Ein Western mit Eastern-Einstieg und Krimi-Elementen: das ist Antonin Varennes „Die sieben Leben des Arthur Bowman“. Wäre alles so atmosphärisch wie die dichte Schilderung der historischen Umstände, wäre das ein Knüller.

Lokales: Hans Jörg Wangner (hwe)

Stuttgart - Was es mit den „dark and bloody grounds“ auf sich hat, weiß jedes Kind, das seinen Karl May gelesen hat.
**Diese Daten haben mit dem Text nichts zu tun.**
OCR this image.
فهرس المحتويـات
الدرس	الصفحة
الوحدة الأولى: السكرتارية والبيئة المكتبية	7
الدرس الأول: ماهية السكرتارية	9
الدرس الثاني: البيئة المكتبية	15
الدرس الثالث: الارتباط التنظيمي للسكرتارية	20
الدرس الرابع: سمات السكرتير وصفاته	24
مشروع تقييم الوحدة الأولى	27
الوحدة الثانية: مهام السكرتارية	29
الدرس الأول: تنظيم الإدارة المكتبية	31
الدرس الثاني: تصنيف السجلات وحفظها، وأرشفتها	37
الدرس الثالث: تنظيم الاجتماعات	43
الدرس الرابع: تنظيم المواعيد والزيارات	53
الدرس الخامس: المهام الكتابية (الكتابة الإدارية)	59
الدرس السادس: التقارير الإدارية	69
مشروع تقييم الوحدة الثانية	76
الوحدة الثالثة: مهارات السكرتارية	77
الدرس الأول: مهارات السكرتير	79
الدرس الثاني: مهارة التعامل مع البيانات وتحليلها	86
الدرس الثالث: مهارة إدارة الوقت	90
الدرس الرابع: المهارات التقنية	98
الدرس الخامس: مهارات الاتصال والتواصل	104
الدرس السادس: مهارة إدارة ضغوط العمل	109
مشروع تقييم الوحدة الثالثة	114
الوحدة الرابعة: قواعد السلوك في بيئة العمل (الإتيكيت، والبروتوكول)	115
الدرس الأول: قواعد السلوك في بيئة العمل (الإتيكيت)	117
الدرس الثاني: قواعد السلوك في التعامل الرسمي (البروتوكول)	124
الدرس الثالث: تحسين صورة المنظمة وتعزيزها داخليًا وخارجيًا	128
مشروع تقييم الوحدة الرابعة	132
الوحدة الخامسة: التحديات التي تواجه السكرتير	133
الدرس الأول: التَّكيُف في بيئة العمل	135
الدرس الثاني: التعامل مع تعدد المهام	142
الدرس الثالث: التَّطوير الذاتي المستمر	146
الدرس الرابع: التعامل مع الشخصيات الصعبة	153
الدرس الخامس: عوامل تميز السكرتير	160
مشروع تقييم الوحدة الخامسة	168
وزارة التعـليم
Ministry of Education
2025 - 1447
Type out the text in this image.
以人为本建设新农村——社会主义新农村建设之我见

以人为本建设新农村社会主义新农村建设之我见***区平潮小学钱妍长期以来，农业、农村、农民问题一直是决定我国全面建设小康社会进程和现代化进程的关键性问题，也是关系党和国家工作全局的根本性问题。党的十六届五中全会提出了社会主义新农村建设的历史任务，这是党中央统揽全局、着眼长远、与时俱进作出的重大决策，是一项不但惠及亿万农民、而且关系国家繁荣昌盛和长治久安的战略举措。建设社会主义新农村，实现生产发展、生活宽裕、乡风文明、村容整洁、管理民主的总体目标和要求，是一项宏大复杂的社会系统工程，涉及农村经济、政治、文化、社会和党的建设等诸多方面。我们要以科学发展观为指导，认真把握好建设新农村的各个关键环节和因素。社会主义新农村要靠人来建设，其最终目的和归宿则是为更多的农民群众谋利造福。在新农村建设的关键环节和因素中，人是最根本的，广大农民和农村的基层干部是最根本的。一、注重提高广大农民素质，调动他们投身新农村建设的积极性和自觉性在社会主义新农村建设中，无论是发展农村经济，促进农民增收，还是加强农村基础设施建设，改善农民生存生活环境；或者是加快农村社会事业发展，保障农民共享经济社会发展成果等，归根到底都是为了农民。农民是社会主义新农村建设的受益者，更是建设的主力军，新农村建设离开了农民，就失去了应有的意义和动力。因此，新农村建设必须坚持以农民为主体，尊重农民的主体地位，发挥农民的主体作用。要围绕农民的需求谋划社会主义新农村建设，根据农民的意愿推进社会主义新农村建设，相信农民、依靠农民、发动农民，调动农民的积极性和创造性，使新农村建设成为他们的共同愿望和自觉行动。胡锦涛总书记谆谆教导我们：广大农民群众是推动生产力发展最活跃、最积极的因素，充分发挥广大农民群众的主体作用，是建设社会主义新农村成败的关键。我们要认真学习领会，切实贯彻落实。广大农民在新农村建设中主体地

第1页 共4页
Und in diesem Punkt hatte der Radebeuler Pseudologe ausnahmsweise auch mal recht: im Wilden Westen ging es tatsächlich recht finster und blutig zu.

 

Mit gehörigem Realismus geschildert haben das unter anderem Larry McMurtry (der mit seinem Roman „Lonesome Dove – Weg in die Wildnis“ schon lange auf der Klassiker-Check-Liste von Killer & Co. steht) und James Carlos Blake („Das Böse im Blut“). Ein weiterer im Bunde könnte der 1973 geborene Franzose Antonin Varenne sein, dessen „Sieben Leben des Arthur Bowman“ jetzt bei C. Bertelsmann erschienen ist. Nur: so ganz funktioniert die Sache bei ihm nicht.

Hüben wie drüben Grausamkeiten

Varenne erzählt die Geschichte des Söldners Arthur Bowman, der Anfang der 1850er Jahre für die britische Ostindienkompanie in Birma kämpft. Hüben wie drüben gibt es Grausamkeiten, Bowman teilt aus und muss mit zehn Kameraden in Gefangenschaft Ungeheuerliches einstecken. Zurück in London, schlägt er sich als Polizist durch. Bis er auf ein Mordopfer stößt, dessen Verletzungen nur von einem Täter stammen können, der ebenfalls in birmesischer Gefangenschaft war. Bowman macht sich auf, den Killer zu finden.

Die Spur führt ihn nach Amerika, wo der Unbekannte in gleicher Manier weitere Opfer abschlachtet. Erst nach einer langen Odyssee und allerlei Irrungen spürt Bowman seinen alten Kameraden auf, der Kreis schließt sich.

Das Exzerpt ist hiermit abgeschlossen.